Episode 2: We are interconnected | A conversation with Pamela Lightsey
In Our Lives Matter: A Womanist Queer Theology, Pamela Lightsey writes, “Black spirituality is deeper than—and can also be absent from—any relationship with the church universal. Black spirituality, especially Black women’s spirituality, is connected to our very being.” In this second episode of Contemplating Now, Lightsey shares about contemplation's role in activism and asks, “What does protest mean for a scholar?”
Lightsey describes herself as a multi-vocational queer lesbian woman: theologian, ordained United Methodist elder, and social justice activist. Since January of 2018, she has served as vice president of academic and student affairs and associate professor of constructive theology at The Meadville Lombard Theological School. Before that, Lightsey served as associate dean of community life and lifelong learning, clinical assistant professor of contextual theology and practice at the Boston University School of Theology.

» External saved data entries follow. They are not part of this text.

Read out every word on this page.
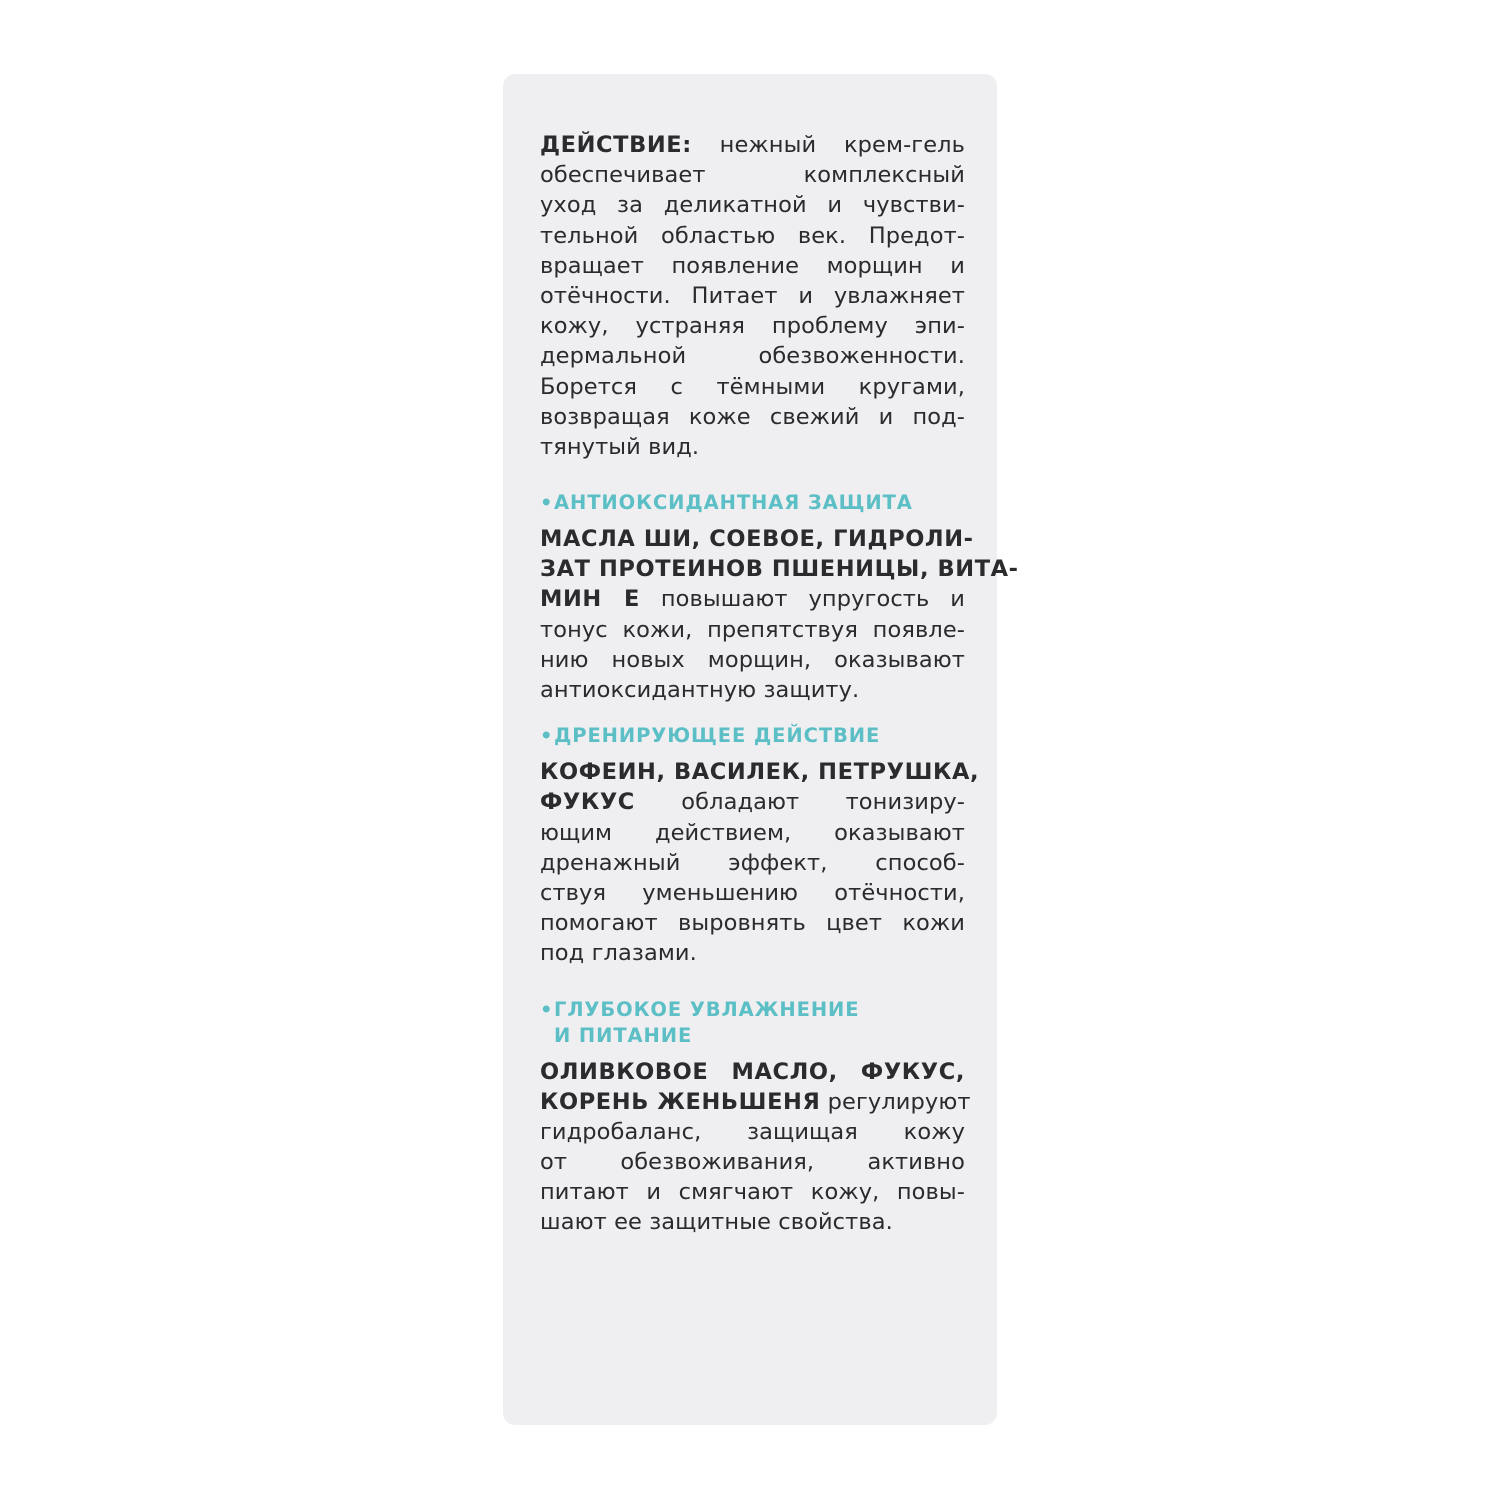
ДЕЙСТВИЕ: нежный крем-гель
обеспечивает комплексный
уход за деликатной и чувстви-
тельной областью век. Предот-
вращает появление морщин и
отёчности. Питает и увлажняет
кожу, устраняя проблему эпи-
дермальной обезвоженности.
Борется с тёмными кругами,
возвращая коже свежий и под-
тянутый вид.
•АНТИОКСИДАНТНАЯ ЗАЩИТА
МАСЛА ШИ, СОЕВОЕ, ГИДРОЛИ-
ЗАТ ПРОТЕИНОВ ПШЕНИЦЫ, ВИТА-
МИН Е повышают упругость и
тонус кожи, препятствуя появле-
нию новых морщин, оказывают
антиоксидантную защиту.
•ДРЕНИРУЮЩЕЕ ДЕЙСТВИЕ
КОФЕИН, ВАСИЛЕК, ПЕТРУШКА,
ФУКУС обладают тонизиру-
ющим действием, оказывают
дренажный эффект, способ-
ствуя уменьшению отёчности,
помогают выровнять цвет кожи
под глазами.
•ГЛУБОКОЕ УВЛАЖНЕНИЕ
И ПИТАНИЕ
ОЛИВКОВОЕ МАСЛО, ФУКУС,
КОРЕНЬ ЖЕНЬШЕНЯ регулируют
гидробаланс, защищая кожу
от обезвоживания, активно
питают и смягчают кожу, повы-
шают ее защитные свойства.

Her work centers on the causes of peacemaking, racial justice and LGBTQ rights, reflecting her belief that "humanity is interconnected. This means, I have a responsibility to the world to agitate for justice; I also have a responsibility not to lose my love for the human soul and human dignity in the midst of that work.”
“Queer womanist theology makes the claim that those bodies of LGBTQ persons are important for the tasks of helping build a peaceable and just world. That happens in relationships,” she writes. “At the end of the day, eradicating oppression is the heart of queer womanist theological reflection. We must examine not just racism but sexisms, not just homophobia but transphobia, not just poverty but war, and not just the fluidity of boundaries but the hegemony of the status quo.”